Infrastructure Monitoring is the key to effective management for any enterprise in today’s hyper connected world. With the advent of new technologies and their associated threats, risks and vulnerabilities, it is vital to have a monitoring tool in place which can alert you on time and send the notification to required resource(s) for any action(s) required. Today many enterprises have invested in building monitoring tools; and some enterprises outsource infra support monitoring to a vendor to remotely monitor and manage the infrastructure (RIMS).
When it comes to monitoring, many enterprises make the grave mistake by assuming that if they deploy a monitoring tool it will alert them properly so that right information is passed on to right people at right time.
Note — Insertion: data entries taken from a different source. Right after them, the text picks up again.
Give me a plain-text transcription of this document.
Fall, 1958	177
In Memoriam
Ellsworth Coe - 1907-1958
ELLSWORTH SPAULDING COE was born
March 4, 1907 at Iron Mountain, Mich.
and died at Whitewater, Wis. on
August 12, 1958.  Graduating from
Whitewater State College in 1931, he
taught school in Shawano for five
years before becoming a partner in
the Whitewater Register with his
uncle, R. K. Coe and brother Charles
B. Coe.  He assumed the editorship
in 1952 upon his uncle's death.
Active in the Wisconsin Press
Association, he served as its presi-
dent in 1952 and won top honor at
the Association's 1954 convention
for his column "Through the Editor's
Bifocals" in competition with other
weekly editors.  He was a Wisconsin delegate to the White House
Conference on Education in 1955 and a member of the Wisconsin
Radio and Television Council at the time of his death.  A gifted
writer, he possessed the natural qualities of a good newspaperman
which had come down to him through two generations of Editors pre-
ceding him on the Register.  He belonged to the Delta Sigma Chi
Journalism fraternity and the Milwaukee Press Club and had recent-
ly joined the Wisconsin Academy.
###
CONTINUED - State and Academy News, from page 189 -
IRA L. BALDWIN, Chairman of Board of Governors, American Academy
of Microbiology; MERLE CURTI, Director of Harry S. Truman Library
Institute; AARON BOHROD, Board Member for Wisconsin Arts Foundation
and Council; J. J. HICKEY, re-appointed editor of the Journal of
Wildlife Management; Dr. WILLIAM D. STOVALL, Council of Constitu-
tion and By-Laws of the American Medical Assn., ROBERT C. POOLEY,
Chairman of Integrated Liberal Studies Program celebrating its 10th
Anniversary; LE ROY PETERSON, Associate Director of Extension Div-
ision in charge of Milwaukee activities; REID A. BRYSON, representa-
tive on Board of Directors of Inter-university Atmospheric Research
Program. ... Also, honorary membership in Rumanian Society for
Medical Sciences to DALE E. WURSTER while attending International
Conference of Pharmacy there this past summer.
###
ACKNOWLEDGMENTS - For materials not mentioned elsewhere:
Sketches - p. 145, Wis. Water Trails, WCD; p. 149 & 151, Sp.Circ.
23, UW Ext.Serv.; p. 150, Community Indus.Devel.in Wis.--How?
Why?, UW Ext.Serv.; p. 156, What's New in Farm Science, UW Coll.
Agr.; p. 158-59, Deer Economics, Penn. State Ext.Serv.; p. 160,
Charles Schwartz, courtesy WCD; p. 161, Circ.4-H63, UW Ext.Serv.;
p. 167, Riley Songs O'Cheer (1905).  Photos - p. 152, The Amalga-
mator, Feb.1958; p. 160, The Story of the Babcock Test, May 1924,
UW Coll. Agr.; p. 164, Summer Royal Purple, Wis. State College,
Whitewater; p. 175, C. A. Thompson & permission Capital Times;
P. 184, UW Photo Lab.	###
But in reality they end up getting innumerable alerts, unnecessary alerts, and delay in alerts, and issues like unclear alert, no correlation to infrastructure objects etc. These have even driven enterprises to assume that the monitoring tool is not good, which is not true in most of the cases.
It is important to have a hygiene factor to manage any monitoring tool so that it will give right results. Following are the best practices one must follow in effective infra support management.
- Monitoring set up - Monitoring setup is not a one time job. It is an ongoing process. Enterprises that consider that monitoring is just a onetime activity have not understood Infra support management.
- Set Clear Goals - Clearly understand the monitoring goals and set the monitoring tool to meet the goals.
- Classify Objects or CIs based on Importance – All the objects and CIs in your infrastructure are not critical. Hence is it important to identify the critical objects, and monitor them, set thresholds properly and maintain them on priority basis.
- Reduce the noise of alerts – Set proper polling interval, retry count and retry wait time. Ensure event management tools are integrated with monitoring tools so that event correlation, event masking and event filtering are managed seamlessly. It is also always recommended to drive this through Configuration Management Database (CMDB) so that related CIs alerts are correlated properly.
- Provide information for troubleshooting in multiple channels – It is important to alert the resources in multiple channels like Email, Phone, chat, so that they have timely access to information. All channels should only be used for critical issues. Notification Schedule is the best way to address this issue.
- Build to Scale – Always deploy and maintain the tool which can scale at any point of time. If you are building it for only today, the tool will not help you when the enterprise grows.
- Never allow for single point of failure – Always build redundant monitoring tool set or enable same tool monitoring of your infrastructure from multiple DCs/Regions/Zones to avoid single point of failure.
- Ensure your tool has the reporting capability – The tool should have real time reporting capability as data is key to take any correction and preventive actions.
Provide context of Monitoring Information – An alert should always have required information to the resources so that they understand the object or CI, source of the problem (metric), dependency (based on CMDB), and threshold value for actions.
We have implemented these practices in our infrastructure support management and it has helped businesses in various ways. Do you follow such practices in your enterprise?